ORDERED that the order is affirmed insofar as appealed from, with costs.

At the conclusion of a valuation hearing, the defendant Woodland Lake Estates, Inc. (hereinafter “Woodland”), cross moved for a hearing, inter alia, to determine the amount of attorney's fees, and to have those fees included as part of its award, in reliance on EDPL 702(C).

EDPL 702(C) provides that, in the event a court determines that the condemnor did in fact take property after denying that there had been a taking and making no effort to settle the claim, the condemnor shall be obligated to reimburse the condemnee for actual and necessary costs, disbursements, and expenses, including reasonable attorney fees, incurred in establishing the de facto taking.

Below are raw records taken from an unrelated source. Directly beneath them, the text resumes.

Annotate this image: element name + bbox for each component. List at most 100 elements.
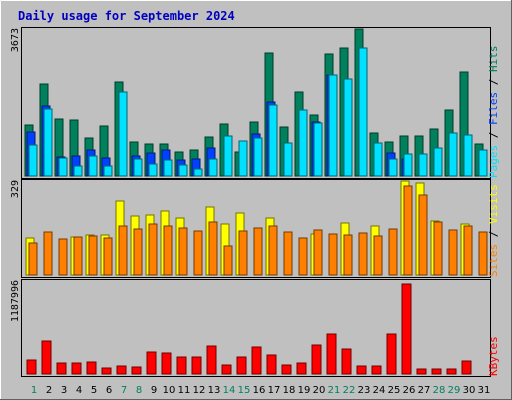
pages-bar-8	[133, 158, 143, 177]
sites-bar-21	[328, 233, 338, 276]
day-label-27: 27	[418, 385, 431, 396]
pages-bar-20	[313, 122, 323, 177]
day-label-6: 6	[106, 385, 112, 396]
sites-bar-20	[313, 229, 323, 276]
sites-bar-5	[88, 235, 98, 276]
day-label-30: 30	[463, 385, 476, 396]
sites-bar-7	[118, 225, 128, 276]
sites-bar-27	[418, 194, 428, 276]
kbytes-bar-10	[161, 352, 172, 375]
day-label-11: 11	[178, 385, 191, 396]
sites-bar-3	[58, 238, 68, 276]
kbytes-bar-14	[221, 364, 232, 375]
sites-bar-9	[148, 223, 158, 276]
pages-bar-19	[298, 109, 308, 177]
sites-bar-10	[163, 225, 173, 276]
legend-sep-3: /	[487, 224, 500, 244]
day-label-9: 9	[151, 385, 157, 396]
chart-title: Daily usage for September 2024	[18, 9, 235, 23]
pages-bar-29	[448, 132, 458, 177]
day-label-25: 25	[388, 385, 401, 396]
legend-sep-1: /	[487, 125, 500, 145]
pages-bar-21	[328, 74, 338, 177]
legend-sites: Sites	[487, 244, 500, 277]
day-label-2: 2	[46, 385, 52, 396]
sites-bar-28	[433, 221, 443, 276]
day-label-17: 17	[268, 385, 281, 396]
pages-bar-16	[253, 137, 263, 177]
pages-bar-26	[403, 153, 413, 177]
legend-sep-2: /	[487, 72, 500, 92]
pages-bar-7	[118, 91, 128, 177]
sites-bar-12	[193, 230, 203, 276]
kbytes-bar-4	[71, 362, 82, 375]
sites-bar-6	[103, 237, 113, 276]
kbytes-bar-8	[131, 366, 142, 375]
kbytes-bar-13	[206, 345, 217, 375]
kbytes-bar-15	[236, 356, 247, 375]
pages-bar-23	[358, 47, 368, 177]
kbytes-bar-9	[146, 351, 157, 375]
legend-kbytes-panel: KBytes	[487, 336, 500, 376]
sites-bar-24	[373, 235, 383, 276]
day-labels: 1 2 3 4 5 6 7 8 9 10 11 12 13 14 15 16 17 18 19 20 21 22 23 24 2…	[31, 385, 491, 396]
legend-pages: Pages	[487, 145, 500, 178]
kbytes-bar-2	[41, 340, 52, 375]
sites-bar-2	[43, 231, 53, 276]
sites-bar-14	[223, 245, 233, 276]
day-label-1: 1	[31, 385, 37, 396]
kbytes-bar-16	[251, 346, 262, 375]
pages-bar-15	[238, 140, 248, 177]
pages-bar-11	[178, 164, 188, 177]
day-label-7: 7	[121, 385, 127, 396]
pages-bar-2	[43, 108, 53, 177]
day-label-12: 12	[193, 385, 206, 396]
sites-bar-15	[238, 230, 248, 276]
kbytes-bar-29	[446, 368, 457, 375]
pages-bar-25	[388, 158, 398, 177]
chart-bars	[24, 28, 488, 375]
sites-bar-22	[343, 234, 353, 276]
pages-bar-27	[418, 153, 428, 177]
day-label-29: 29	[448, 385, 461, 396]
day-label-5: 5	[91, 385, 97, 396]
kbytes-bar-24	[371, 365, 382, 375]
kbytes-bar-1	[26, 359, 37, 375]
pages-bar-9	[148, 163, 158, 177]
kbytes-bar-27	[416, 368, 427, 375]
pages-bar-12	[193, 168, 203, 177]
sites-bar-23	[358, 232, 368, 276]
day-label-3: 3	[61, 385, 67, 396]
day-label-26: 26	[403, 385, 416, 396]
sites-bar-26	[403, 185, 413, 276]
sites-bar-25	[388, 228, 398, 276]
pages-bar-3	[58, 157, 68, 177]
sites-bar-31	[478, 231, 488, 276]
day-label-20: 20	[313, 385, 326, 396]
day-label-24: 24	[373, 385, 386, 396]
pages-bar-22	[343, 78, 353, 177]
pages-bar-13	[208, 158, 218, 177]
sites-bar-29	[448, 229, 458, 276]
kbytes-bar-5	[86, 361, 97, 375]
sites-bar-16	[253, 227, 263, 276]
day-label-4: 4	[76, 385, 82, 396]
legend-visits-panel: Sites / Visits	[487, 184, 500, 277]
kbytes-bar-19	[296, 362, 307, 375]
pages-bar-4	[73, 165, 83, 177]
pages-bar-24	[373, 142, 383, 177]
day-label-19: 19	[298, 385, 311, 396]
day-label-16: 16	[253, 385, 266, 396]
kbytes-bar-22	[341, 348, 352, 375]
day-label-23: 23	[358, 385, 371, 396]
kbytes-bar-25	[386, 333, 397, 375]
pages-bar-5	[88, 155, 98, 177]
kbytes-bar-11	[176, 356, 187, 375]
pages-bar-17	[268, 104, 278, 177]
sites-bar-8	[133, 228, 143, 276]
sites-bar-4	[73, 236, 83, 276]
kbytes-bar-18	[281, 364, 292, 375]
kbytes-bar-12	[191, 356, 202, 375]
max-label-visits: 329	[10, 180, 21, 198]
max-label-kbytes: 1187996	[10, 280, 21, 322]
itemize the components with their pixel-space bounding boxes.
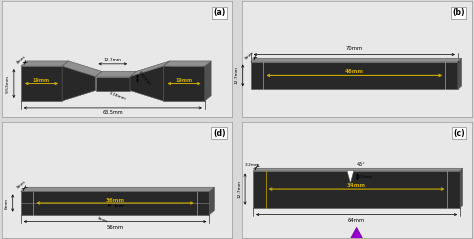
Polygon shape: [205, 61, 211, 101]
Text: 19mm: 19mm: [175, 78, 192, 82]
Text: (c): (c): [453, 129, 465, 138]
Polygon shape: [130, 61, 170, 76]
Text: 2.5mm: 2.5mm: [358, 175, 373, 179]
Text: 56mm: 56mm: [107, 225, 124, 230]
Text: (d): (d): [213, 129, 226, 138]
Polygon shape: [62, 66, 96, 101]
Text: 45°: 45°: [356, 162, 365, 167]
Text: 3mm: 3mm: [97, 217, 109, 224]
Text: 70mm: 70mm: [346, 46, 363, 51]
Polygon shape: [164, 66, 205, 101]
Polygon shape: [350, 227, 364, 239]
Polygon shape: [347, 171, 354, 183]
Polygon shape: [130, 66, 164, 101]
Polygon shape: [210, 187, 214, 215]
Polygon shape: [62, 61, 69, 101]
Text: 3.18mm: 3.18mm: [108, 91, 127, 101]
Text: 3mm: 3mm: [244, 51, 255, 61]
Text: 64mm: 64mm: [348, 218, 365, 223]
Text: 9.53mm: 9.53mm: [6, 75, 10, 92]
Text: 34mm: 34mm: [347, 183, 366, 188]
Polygon shape: [130, 71, 137, 91]
Text: (b): (b): [452, 8, 465, 17]
Polygon shape: [96, 71, 137, 76]
Text: (a): (a): [213, 8, 226, 17]
Text: 7.62mm: 7.62mm: [137, 70, 152, 87]
Polygon shape: [458, 58, 462, 89]
Polygon shape: [21, 187, 214, 191]
Text: 12.7mm: 12.7mm: [235, 66, 239, 84]
Text: 1mm: 1mm: [113, 205, 124, 208]
Text: 36mm: 36mm: [106, 198, 125, 203]
Polygon shape: [164, 61, 211, 66]
Text: 3.2mm: 3.2mm: [245, 163, 260, 167]
Polygon shape: [21, 61, 69, 66]
Text: 12.7mm: 12.7mm: [104, 58, 122, 62]
Polygon shape: [164, 61, 170, 101]
Polygon shape: [460, 168, 463, 208]
Polygon shape: [96, 76, 130, 91]
Text: 4mm: 4mm: [16, 55, 27, 65]
Polygon shape: [21, 191, 210, 215]
Text: 3mm: 3mm: [16, 180, 27, 190]
Polygon shape: [253, 168, 463, 171]
Text: 63.5mm: 63.5mm: [102, 110, 123, 115]
Polygon shape: [251, 61, 458, 89]
Text: 6mm: 6mm: [5, 197, 9, 208]
Text: 48mm: 48mm: [345, 70, 364, 74]
Polygon shape: [21, 66, 62, 101]
Polygon shape: [251, 58, 462, 61]
Polygon shape: [253, 171, 460, 208]
Text: 19mm: 19mm: [33, 78, 50, 82]
Polygon shape: [62, 61, 102, 76]
Text: 12.7mm: 12.7mm: [237, 180, 241, 198]
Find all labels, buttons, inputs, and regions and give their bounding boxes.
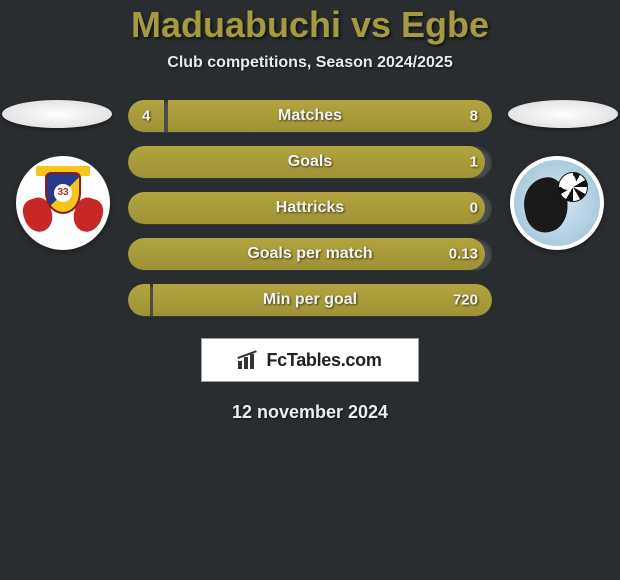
player-name-pill-left: [2, 100, 112, 128]
team-crest-right-icon: [514, 160, 600, 246]
team-logo-right: [510, 156, 604, 250]
stat-value-left: 4: [142, 108, 150, 125]
stat-label: Matches: [278, 107, 342, 125]
stat-bar-left: [128, 284, 150, 316]
stat-row: 4 Matches 8: [128, 100, 492, 132]
stat-value-right: 8: [470, 108, 478, 125]
stat-label: Min per goal: [263, 291, 357, 309]
stat-row: Goals per match 0.13: [128, 238, 492, 270]
team-crest-left-icon: [28, 168, 98, 238]
player-name-pill-right: [508, 100, 618, 128]
right-player-col: [500, 100, 620, 250]
left-player-col: [0, 100, 120, 250]
stat-value-right: 1: [470, 154, 478, 171]
stat-value-right: 720: [453, 292, 478, 309]
chart-icon: [238, 351, 260, 369]
page-subtitle: Club competitions, Season 2024/2025: [0, 54, 620, 72]
stat-label: Goals: [288, 153, 332, 171]
stat-label: Goals per match: [247, 245, 372, 263]
stat-value-right: 0.13: [449, 246, 478, 263]
stat-label: Hattricks: [276, 199, 344, 217]
watermark-badge: FcTables.com: [201, 338, 419, 382]
main-row: 4 Matches 8 Goals 1 Hattricks 0 Goals per match…: [0, 100, 620, 316]
stat-row: Min per goal 720: [128, 284, 492, 316]
page-title: Maduabuchi vs Egbe: [0, 4, 620, 46]
watermark-text: FcTables.com: [266, 350, 381, 371]
comparison-card: Maduabuchi vs Egbe Club competitions, Se…: [0, 0, 620, 423]
stat-row: Goals 1: [128, 146, 492, 178]
stat-value-right: 0: [470, 200, 478, 217]
stat-row: Hattricks 0: [128, 192, 492, 224]
stats-list: 4 Matches 8 Goals 1 Hattricks 0 Goals per match…: [120, 100, 500, 316]
team-logo-left: [16, 156, 110, 250]
date-line: 12 november 2024: [0, 402, 620, 423]
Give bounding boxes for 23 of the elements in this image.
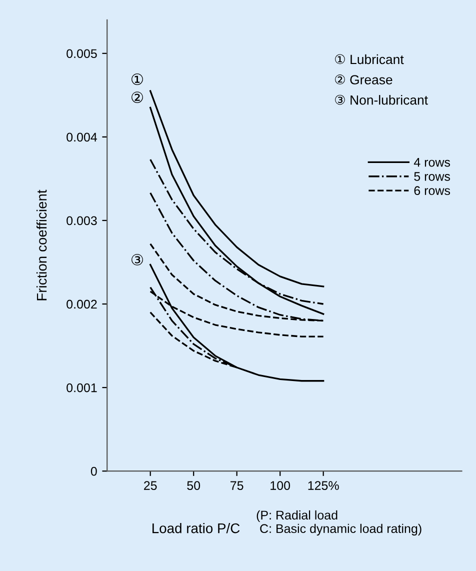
y-tick-label: 0.003 — [66, 216, 97, 226]
y-tick-label: 0.002 — [66, 300, 97, 309]
annotation: ① — [132, 74, 143, 85]
x-tick-label: 50 — [187, 481, 200, 490]
annotation: ② — [132, 92, 143, 104]
y-tick-label: 0.004 — [66, 132, 98, 142]
legend-label: 4 rows — [414, 158, 450, 167]
x-axis-title: Load ratio P/C — [152, 523, 240, 534]
y-tick-label: 0.001 — [66, 383, 97, 392]
legend-label: 5 rows — [414, 172, 450, 181]
annotation: ③ Non-lubricant — [335, 94, 428, 105]
y-axis-title: Friction coefficient — [36, 190, 47, 300]
x-tick-label: 100 — [270, 481, 290, 490]
x-tick-label: 75 — [230, 481, 244, 490]
x-tick-label: 25 — [144, 481, 157, 490]
x-tick-label: 125% — [308, 481, 339, 490]
y-tick-label: 0 — [90, 466, 97, 476]
annotation: ③ — [132, 254, 143, 266]
text: (P: Radial load C: Basic dynamic load rating) — [256, 510, 422, 536]
annotation: ② Grease — [335, 74, 392, 84]
y-tick-label: 0.005 — [66, 49, 97, 58]
annotation: ① Lubricant — [335, 54, 404, 64]
legend-label: 6 rows — [414, 186, 450, 196]
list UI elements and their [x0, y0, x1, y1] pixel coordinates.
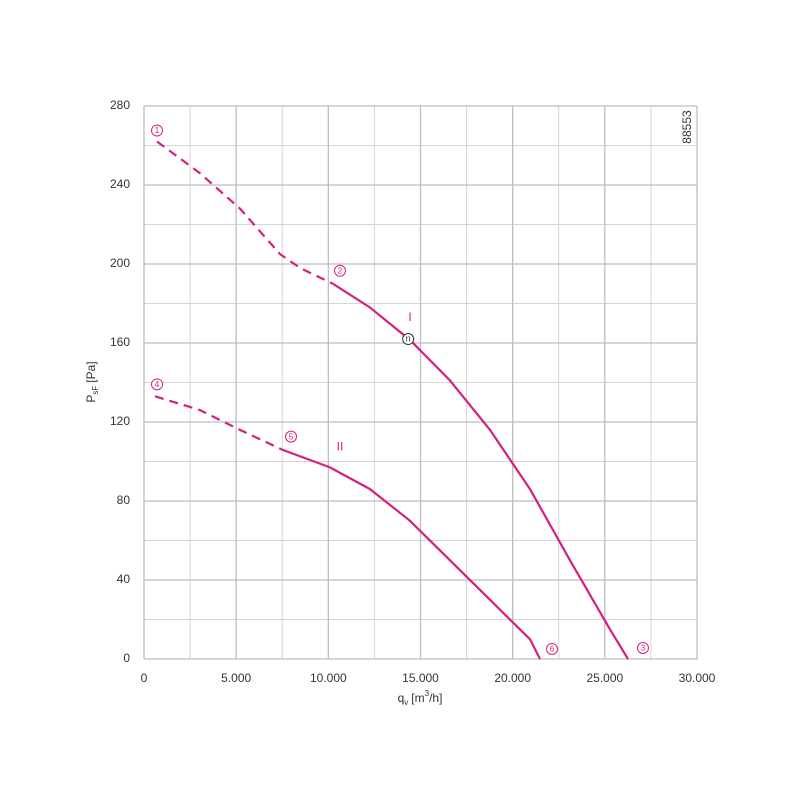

While this statute appears to support Woodland's claims, EDPL 706, which became effective in 1978 (see, EDPL 709;  L.1977 ch. 839 § 1), further provides that “[n]o action or proceeding pending at the time when this chapter takes effect, shall be affected by any provision of this chapter”.   Woodland contends that it is nevertheless entitled to relief as the valuation hearing here was separate and distinct from the earlier action it commenced in 1972 to adjudicate its rights to the same property which was the subject of the valuation hearing.   We disagree.

The record clearly established that the action commenced in 1972 involved the same cause of action and the same parties, and is part of the instant action.   It also bears the same Westchester County Clerk's index number as the instant action.   Accordingly, the relief Woodland seeks is not mandated by the statute and the instant action “may be prosecuted as if this chapter had not been enacted” (EDPL 706).

In light of the discretion granted in the EDPL to allow any action pending when the EDPL took effect to be prosecuted as if the EDPL had not been enacted (see, Niagara Mohawk Power Corp. v. Jesionowski, 94 A.D.2d 815, 816, 463 N.Y.S.2d 126, affd. 61 N.Y.2d 935, 474 N.Y.S.2d 973, 463 N.E.2d 374) and inasmuch as Woodland has not shown any improvident exercise of this discretion in the denial of its motion for attorney's fees, but argues only that the award is mandatory, the order is affirmed.